Motor cortical potentials precede long-latency EMG activity evoked by imposed displacements of the human wrist.

Rapid angular displacements of the wrist evoke cerebral potentials that precede the onset of the long-latency electromyographic (EMG) activity generated in muscles stretched by the displacement. The initial segment of the long-latency EMG activity (termed the M2 response) is thought to be mediated by a transcortical reflex. We used dipole source analysis to examine the source generators of the early components of the cerebral potentials and their relationship to the timing and magnitude of the M2 response. Subjects (n=10) were presented with instructions to either actively flex or extend the wrist in response to a torque motor-imposed extensor displacement or allow the wrist to be passively extended.

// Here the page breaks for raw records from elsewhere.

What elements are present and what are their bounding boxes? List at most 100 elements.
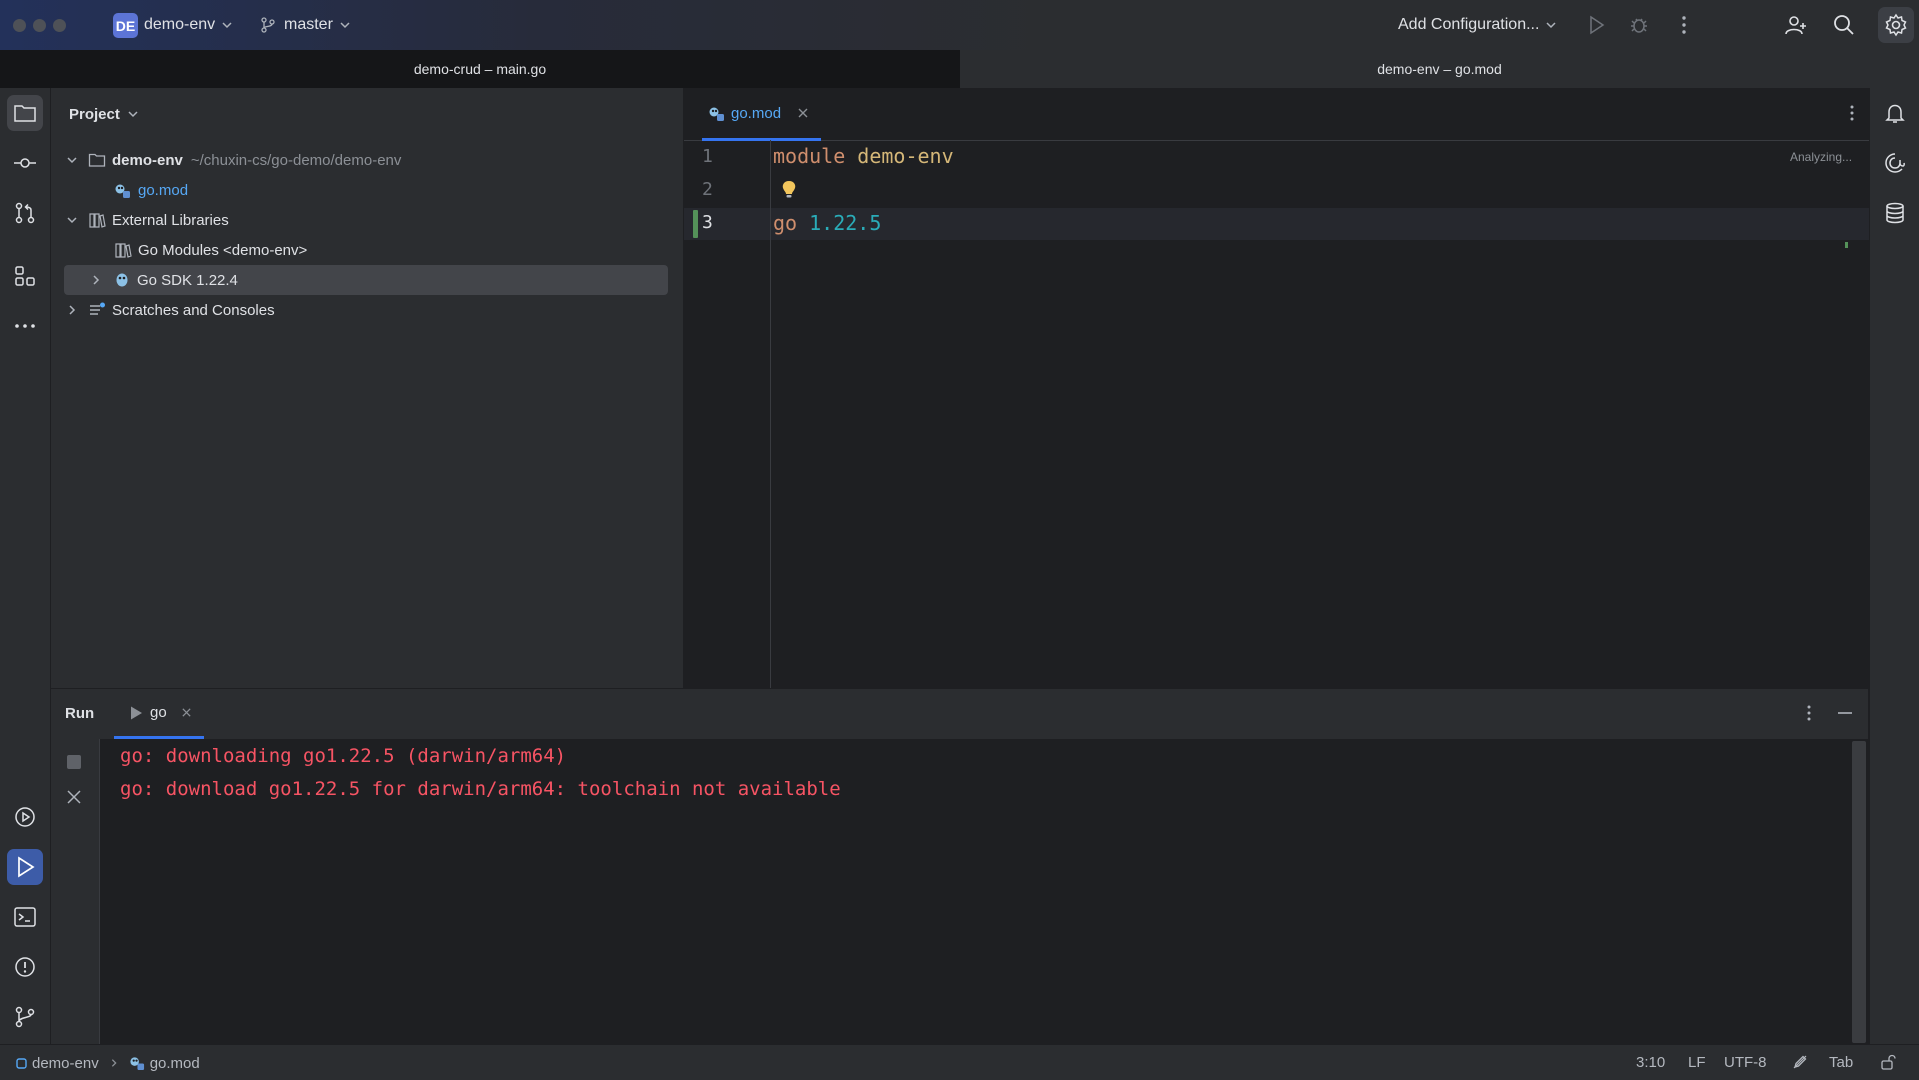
structure-icon	[15, 266, 35, 286]
go-keyword: go	[773, 211, 798, 235]
close-icon[interactable]	[797, 107, 809, 119]
read-only-toggle[interactable]	[1792, 1054, 1808, 1070]
window-tab-demo-env[interactable]: demo-env – go.mod	[960, 50, 1919, 88]
services-tool-button[interactable]	[7, 799, 43, 835]
bug-icon	[1631, 18, 1647, 33]
go-sdk-label: Go SDK 1.22.4	[137, 271, 238, 289]
window-tab-demo-crud[interactable]: demo-crud – main.go	[0, 50, 960, 88]
intention-bulb-button[interactable]	[780, 179, 798, 201]
tree-node-external-libraries[interactable]: External Libraries	[64, 205, 229, 235]
hide-panel-button[interactable]	[1836, 704, 1854, 722]
tree-node-root[interactable]: demo-env ~/chuxin-cs/go-demo/demo-env	[64, 145, 401, 175]
run-panel-options-button[interactable]	[1800, 704, 1818, 722]
play-icon	[131, 706, 142, 719]
breadcrumb: demo-env go.mod	[16, 1053, 200, 1073]
settings-button[interactable]	[1878, 7, 1914, 43]
more-actions-button[interactable]	[1673, 14, 1695, 36]
tree-node-go-sdk[interactable]: Go SDK 1.22.4	[64, 265, 668, 295]
breadcrumb-file[interactable]: go.mod	[150, 1055, 200, 1072]
more-vertical-icon	[1850, 105, 1854, 121]
editor-gutter: 1 2 3	[684, 140, 771, 688]
caret-position[interactable]: 3:10	[1636, 1054, 1665, 1071]
indent-setting[interactable]: Tab	[1829, 1054, 1853, 1071]
project-tool-button[interactable]	[7, 95, 43, 131]
git-branch-icon	[261, 17, 275, 33]
close-icon[interactable]	[181, 707, 192, 718]
project-selector[interactable]: demo-env	[144, 14, 233, 36]
code-with-me-button[interactable]	[1784, 13, 1808, 37]
console-output-line: go: downloading go1.22.5 (darwin/arm64)	[120, 745, 567, 767]
branch-selector[interactable]: master	[260, 14, 351, 36]
editor-tab-go-mod[interactable]: go.mod	[702, 88, 822, 141]
notifications-button[interactable]	[1877, 95, 1913, 131]
window-close-button[interactable]	[13, 19, 26, 32]
branch-name: master	[284, 16, 333, 33]
pull-request-icon	[15, 202, 35, 224]
go-file-icon	[130, 1057, 144, 1071]
run-tool-button[interactable]	[7, 849, 43, 885]
run-tab-go[interactable]: go	[114, 689, 204, 739]
tree-node-scratches[interactable]: Scratches and Consoles	[64, 295, 275, 325]
editor-tab-bar: go.mod	[684, 88, 1869, 141]
terminal-icon	[14, 907, 36, 927]
run-panel-title: Run	[65, 705, 95, 722]
run-configuration-selector[interactable]: Add Configuration...	[1398, 14, 1557, 36]
terminal-tool-button[interactable]	[7, 899, 43, 935]
run-button[interactable]	[1585, 14, 1607, 36]
title-bar: DE demo-env master Add Configuration...	[0, 0, 1919, 51]
window-zoom-button[interactable]	[53, 19, 66, 32]
ai-assistant-button[interactable]	[1877, 145, 1913, 181]
folder-icon	[14, 105, 36, 122]
lightbulb-icon	[782, 181, 796, 198]
window-minimize-button[interactable]	[33, 19, 46, 32]
root-folder-path: ~/chuxin-cs/go-demo/demo-env	[190, 151, 402, 169]
run-panel-toolbar	[51, 739, 100, 1044]
close-run-button[interactable]	[66, 789, 82, 805]
project-badge[interactable]: DE	[113, 13, 138, 38]
scratches-icon	[90, 302, 105, 315]
play-icon	[1590, 15, 1605, 35]
line-number: 3	[702, 212, 713, 233]
scrollbar-change-marker	[1845, 242, 1848, 248]
chevron-right-icon	[69, 305, 76, 315]
pull-requests-tool-button[interactable]	[7, 195, 43, 231]
code-line-3[interactable]: go 1.22.5	[773, 211, 881, 235]
chevron-down-icon	[1546, 22, 1556, 29]
line-separator[interactable]: LF	[1688, 1054, 1706, 1071]
gear-icon	[1885, 13, 1907, 37]
folder-icon	[88, 153, 106, 167]
editor-tab-options-button[interactable]	[1843, 104, 1861, 122]
project-view-selector[interactable]: Project	[69, 102, 139, 126]
search-everywhere-button[interactable]	[1832, 13, 1856, 37]
git-tool-button[interactable]	[7, 999, 43, 1035]
chevron-right-icon	[93, 275, 100, 285]
stop-icon[interactable]	[67, 755, 81, 769]
database-button[interactable]	[1877, 195, 1913, 231]
structure-tool-button[interactable]	[7, 258, 43, 294]
tree-node-go-mod[interactable]: go.mod	[64, 175, 188, 205]
ai-assistant-icon	[1885, 153, 1905, 173]
chevron-right-icon	[111, 1059, 117, 1067]
commit-tool-button[interactable]	[7, 145, 43, 181]
code-line-1[interactable]: module demo-env	[773, 144, 954, 168]
analysis-status: Analyzing...	[1790, 150, 1853, 164]
problems-tool-button[interactable]	[7, 949, 43, 985]
line-number: 2	[702, 179, 713, 200]
breadcrumb-project[interactable]: demo-env	[32, 1055, 99, 1072]
project-name: demo-env	[144, 16, 216, 33]
console-scrollbar[interactable]	[1852, 741, 1866, 1043]
editor-tab-label: go.mod	[731, 104, 782, 122]
file-encoding[interactable]: UTF-8	[1724, 1054, 1767, 1071]
bell-icon	[1885, 104, 1905, 123]
more-tools-button[interactable]	[7, 308, 43, 344]
more-vertical-icon	[1682, 16, 1686, 34]
external-libraries-label: External Libraries	[112, 211, 229, 229]
memory-indicator[interactable]	[1880, 1054, 1896, 1070]
more-vertical-icon	[1807, 705, 1811, 721]
line-number: 1	[702, 146, 713, 167]
library-icon	[89, 213, 106, 228]
debug-button[interactable]	[1628, 14, 1650, 36]
run-configuration-label: Add Configuration...	[1398, 16, 1540, 33]
project-panel: Project demo-env ~/chuxin-cs/go-demo/dem…	[51, 88, 684, 688]
tree-node-go-modules[interactable]: Go Modules <demo-env>	[64, 235, 307, 265]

Electroencephalographic (EEG) recordings were obtained from 32 scalp-surface electrodes, and EMG was recorded from the wrist flexors and extensors. For all three tasks, the M2 response was preceded by cerebral potentials that could be explained by a three-dipole model. One source generator localised to deep within the cerebrum, and the other two localised to the region of the contralateral sensorimotor cortex. We used the P20-N20 dipole evoked by electrical stimulation of the median nerve at the wrist, corresponding to synaptic activity within cortical area 3b, as a local spatial reference to examine the contributions of the pre- and postcentral cortex. This analysis showed that one of the sensorimotor dipoles was consistently located anterior to the P20-N20 dipole at a displacement (average 11.5 mm) appropriate for a generator originating within the deep layers of area 4 on the anterior bank of the central sulcus. The orientation of this dipole was also consistent with a precentral generator and not a reversal of the potentials generated by input to area 3b. The time course of the area-4 dipole moment (onset =35 ms, peak =54 ms) was appropriate to reflect synaptic activity onto corticospinal neurons whose descending volleys mediate the M2 response. Comparisons across tasks showed that the magnitude of the M2 was modulated with task instruction, being largest with active and smallest with passive resistance. In contrast, the magnitude of the early evoked potentials (up to 75 ms) did not grade across tasks. We interpret these results as suggesting that instruction-dependent modulation of the M2 response occurs downstream from inputs to the primary motor cortex.